И пусть никитинский степной огонек нам будет ясен — мы знаем теперь, откуда он к Павлу Матвеичу пришел. Да и народная луговая ивушка подсказала ему образ одинокой дочери-ивушки, какую бы он, отец, пооберег. Все так. Но в этом и сила всего хорошего на свете, что оно живет, незаметно входит в душу и сердце, а потом незаметно и в другом добром обращается. Ведь и до этого читал и Никитина, и Кольцова, и других когда-то Павел Матвеич. И это хорошее забытое бессознательно так в нем хорошим обратилось, что и сам он чуть поэтом не стал.
И с этого раза, разгоревшись, Павел Матвеич толстую записную книжку завел и стал многое в нее записывать. И хорошее что-то было в этих записях. Вот что однажды ранней зимою он записал себе в книжку:
«Кусты и липы перешли все на зимнюю форму и стояли в блестящем инее»."
"А позднее и такое появилось у него в этой книжке:
«Васильки на моем столе такие синие, что напомнили мне и детство и юность. А сегодня они поседели и осыпаются.

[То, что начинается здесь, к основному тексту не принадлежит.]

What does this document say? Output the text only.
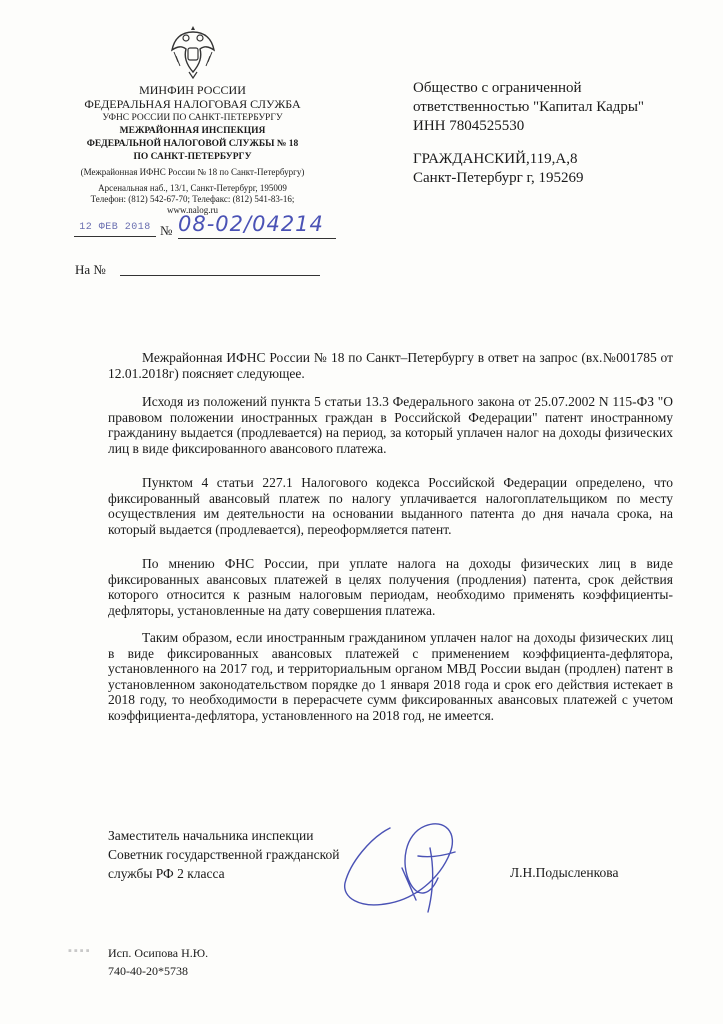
МИНФИН РОССИИ
ФЕДЕРАЛЬНАЯ НАЛОГОВАЯ СЛУЖБА
УФНС РОССИИ ПО САНКТ-ПЕТЕРБУРГУ
МЕЖРАЙОННАЯ ИНСПЕКЦИЯ
ФЕДЕРАЛЬНОЙ НАЛОГОВОЙ СЛУЖБЫ № 18
ПО САНКТ-ПЕТЕРБУРГУ
(Межрайонная ИФНС России № 18 по Санкт-Петербургу)
Арсенальная наб., 13/1, Санкт-Петербург, 195009
Телефон: (812) 542-67-70; Телефакс: (812) 541-83-16;
www.nalog.ru
12 ФЕВ 2018 № 08-02/04214
На №
Общество с ограниченной
ответственностью "Капитал Кадры"
ИНН 7804525530
ГРАЖДАНСКИЙ,119,А,8
Санкт-Петербург г, 195269

Межрайонная ИФНС России № 18 по Санкт–Петербургу в ответ на запрос (вх.№001785 от 12.01.2018г) поясняет следующее.

Исходя из положений пункта 5 статьи 13.3 Федерального закона от 25.07.2002 N 115-ФЗ "О правовом положении иностранных граждан в Российской Федерации" патент иностранному гражданину выдается (продлевается) на период, за который уплачен налог на доходы физических лиц в виде фиксированного авансового платежа.

Пунктом 4 статьи 227.1 Налогового кодекса Российской Федерации определено, что фиксированный авансовый платеж по налогу уплачивается налогоплательщиком по месту осуществления им деятельности на основании выданного патента до дня начала срока, на который выдается (продлевается), переоформляется патент.

По мнению ФНС России, при уплате налога на доходы физических лиц в виде фиксированных авансовых платежей в целях получения (продления) патента, срок действия которого относится к разным налоговым периодам, необходимо применять коэффициенты-дефляторы, установленные на дату совершения платежа.

Таким образом, если иностранным гражданином уплачен налог на доходы физических лиц в виде фиксированных авансовых платежей с применением коэффициента-дефлятора, установленного на 2017 год, и территориальным органом МВД России выдан (продлен) патент в установленном законодательством порядке до 1 января 2018 года и срок его действия истекает в 2018 году, то необходимости в перерасчете сумм фиксированных авансовых платежей с учетом коэффициента-дефлятора, установленного на 2018 год, не имеется.

Заместитель начальника инспекции
Советник государственной гражданской
службы РФ 2 класса	Л.Н.Подысленкова
▪▪▪▪ Исп. Осипова Н.Ю.
740-40-20*5738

Однажды он даже прочитал некоторые свои записки Аполлону Чичибабину, с которым познакомился случайно в одну из поездок в район в гостинице и которого вскоре специально разыскал и навестил в редакции областной газеты.
Чичибабин прочитал записи и сказал:
— Ну что же, продолжайте и делайте их покрупнее. Что выльется в стихи — то стихи, а что в прозе — то как заготовки пойдет для рассказов.
Но, выйдя от него, Павел Матвеич рассмеялся.
К этому времени больше всего его занимал вопрос: как разойтись с Клавочкой? «Скучная жизнь моя пройдет, наступит и веселье, — размышлял он. — А вот как с ней развестись, я не знаю». Клавочки он побаивался и даже ожидал от нее каверз. Каких? Да как — каких?! Придет вдруг к начальству и скажет, что муж у нее подлец, что он мерзавец.